I used to draw, I don’t as much anymore. I wouldn’t say I’m good at it to be honest. I mostly just drew manga characters and random warrior women who I made stories for.
I definitely can’t paint. I mean I can’t paint people, I’ve never tried to paint anything abstract or just from my own head or creativity so I don’t know the extent of my skills. At school I thought there was only one way to paint but after doing an art history course I’ve discovered many other ways to paint and so one day I want to try them out.
I am not a musician. I can sing and everything but I am not the best singer. It is not my talent.
I can dance but I haven’t pushed myself to see what my potential is. I’ve only started doing that recently.

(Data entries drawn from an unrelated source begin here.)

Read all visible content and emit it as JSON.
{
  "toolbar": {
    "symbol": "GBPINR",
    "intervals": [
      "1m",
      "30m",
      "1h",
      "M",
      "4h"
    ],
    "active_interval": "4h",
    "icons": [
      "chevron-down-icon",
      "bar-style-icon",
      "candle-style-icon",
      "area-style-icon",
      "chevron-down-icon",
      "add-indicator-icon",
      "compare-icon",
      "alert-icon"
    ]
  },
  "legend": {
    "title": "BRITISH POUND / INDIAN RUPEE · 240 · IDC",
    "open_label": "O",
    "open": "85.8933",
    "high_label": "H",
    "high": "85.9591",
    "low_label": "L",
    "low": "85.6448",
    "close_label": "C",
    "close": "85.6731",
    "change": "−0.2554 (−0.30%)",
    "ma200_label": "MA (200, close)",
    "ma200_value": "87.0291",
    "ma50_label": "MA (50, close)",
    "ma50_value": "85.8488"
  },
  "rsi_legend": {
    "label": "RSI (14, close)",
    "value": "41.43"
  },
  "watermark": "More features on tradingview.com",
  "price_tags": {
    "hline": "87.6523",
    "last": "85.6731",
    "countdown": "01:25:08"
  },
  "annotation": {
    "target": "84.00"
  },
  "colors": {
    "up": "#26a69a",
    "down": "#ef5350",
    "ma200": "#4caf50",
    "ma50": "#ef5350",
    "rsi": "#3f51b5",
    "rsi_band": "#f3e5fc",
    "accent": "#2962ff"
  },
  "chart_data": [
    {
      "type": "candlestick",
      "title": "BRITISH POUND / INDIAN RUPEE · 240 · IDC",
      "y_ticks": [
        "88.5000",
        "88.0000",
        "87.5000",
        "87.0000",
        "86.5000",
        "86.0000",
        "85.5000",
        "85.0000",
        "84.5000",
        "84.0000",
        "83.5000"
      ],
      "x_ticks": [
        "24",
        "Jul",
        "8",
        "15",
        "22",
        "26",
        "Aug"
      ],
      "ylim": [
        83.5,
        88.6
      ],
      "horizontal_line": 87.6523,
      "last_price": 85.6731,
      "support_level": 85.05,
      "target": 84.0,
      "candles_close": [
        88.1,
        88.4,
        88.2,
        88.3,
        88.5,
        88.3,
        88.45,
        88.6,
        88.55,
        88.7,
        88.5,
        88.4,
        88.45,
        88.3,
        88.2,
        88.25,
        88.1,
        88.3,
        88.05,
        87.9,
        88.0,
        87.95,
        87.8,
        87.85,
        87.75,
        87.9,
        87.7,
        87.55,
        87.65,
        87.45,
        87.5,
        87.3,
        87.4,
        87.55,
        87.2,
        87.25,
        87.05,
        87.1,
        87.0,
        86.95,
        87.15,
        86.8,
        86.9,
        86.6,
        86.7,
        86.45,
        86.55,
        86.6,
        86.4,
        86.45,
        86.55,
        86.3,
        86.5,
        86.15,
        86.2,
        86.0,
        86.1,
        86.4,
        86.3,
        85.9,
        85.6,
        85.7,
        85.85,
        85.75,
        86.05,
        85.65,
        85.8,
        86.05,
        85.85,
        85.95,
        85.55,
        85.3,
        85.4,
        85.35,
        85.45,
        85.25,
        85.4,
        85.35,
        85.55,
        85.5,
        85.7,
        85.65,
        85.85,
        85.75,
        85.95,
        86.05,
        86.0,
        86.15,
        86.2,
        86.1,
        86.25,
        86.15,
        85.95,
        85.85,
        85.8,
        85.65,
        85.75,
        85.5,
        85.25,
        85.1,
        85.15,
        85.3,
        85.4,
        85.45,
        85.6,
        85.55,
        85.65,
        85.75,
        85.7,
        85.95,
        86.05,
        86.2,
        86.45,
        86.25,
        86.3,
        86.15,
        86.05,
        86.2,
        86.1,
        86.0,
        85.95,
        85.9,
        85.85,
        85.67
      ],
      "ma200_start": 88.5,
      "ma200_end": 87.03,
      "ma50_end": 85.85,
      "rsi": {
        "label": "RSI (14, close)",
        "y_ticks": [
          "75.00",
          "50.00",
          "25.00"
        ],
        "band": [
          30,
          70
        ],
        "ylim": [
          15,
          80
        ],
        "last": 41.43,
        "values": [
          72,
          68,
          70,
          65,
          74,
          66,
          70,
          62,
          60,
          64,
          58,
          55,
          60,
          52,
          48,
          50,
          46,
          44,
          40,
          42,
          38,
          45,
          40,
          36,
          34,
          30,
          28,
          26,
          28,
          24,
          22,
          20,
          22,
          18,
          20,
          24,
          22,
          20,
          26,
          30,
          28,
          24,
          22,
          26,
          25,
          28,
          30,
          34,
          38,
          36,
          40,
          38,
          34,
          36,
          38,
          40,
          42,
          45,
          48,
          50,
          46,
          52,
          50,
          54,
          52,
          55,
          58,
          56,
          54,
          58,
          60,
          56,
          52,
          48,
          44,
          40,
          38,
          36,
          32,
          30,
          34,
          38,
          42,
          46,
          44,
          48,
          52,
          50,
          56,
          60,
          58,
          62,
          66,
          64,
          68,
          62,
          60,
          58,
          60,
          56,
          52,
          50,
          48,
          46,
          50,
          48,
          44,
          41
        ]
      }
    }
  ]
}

So I’m listing all those skills because I’ve always felt they were superior to the skill I do excel at, writing. I am good at writing. I can write stories and I have written like seven stories (two of which I self-published). With each work that I complete the better my writing becomes.
I love to experiment with writings styles and to challenge and improve myself.
However I didn’t see as much love for writers as I did for other art forms. To the point where I didn’t even consider writing an art form. In fact I didn’t consider it a talent.
I started writing earnestly in secondary school and I finished my first book around that time. I finished my second book closely after and the rest have happened steadily over the years following.
Whenever I would mention this to people they’d be surprised and compliment me on this amazing skill that I had and yet in my head I thought, “It’s not that special anyone can write”. It took a while for me to believe that I actually had a talent.
Even when I did believe I had a talent I didn’t think I was good enough. I felt like to be a successful writer you had to write like Philip Pullman or Stephen King. I thought I had to be as skilled as Mary Wollstonecraft Shelley or Jane Austen.
My books are light and supernatural in nature. Every time I try to make them dark and heavy or super serious it doesn’t work. I’m not saying my book doesn’t tackle big issues it’s just the way I tackle them isn’t the way those famous writers would. To this day I’m still insecure about my writing style.
I mean the first book I self-published did not get edited by anyone but me and I wish I could take it back and republish it because I could do better. It’s not so much that I’m hard on myself but that I’m insecure (but I am also a perfectionist).
Believe it or not it is the fanfiction community that got me to appreciate writing. A lot of people hate on the medium but there are good works out there. There are people who actually put a lot of effort and use fanfiction as a way to hone their writing skills. And people who draw fan art really appreciate and build up those who write and those who write build up those who draw. No one is seen as inferior and I like that. It’s uplifting and positive, a nice environment to be around in.
So I guess I wish all kinds of writers were celebrated. I wish instead of tearing writers down, especially new ones, we’d build them up and give them constructive and useful criticism. I wish writing was seen as the art form it is by all.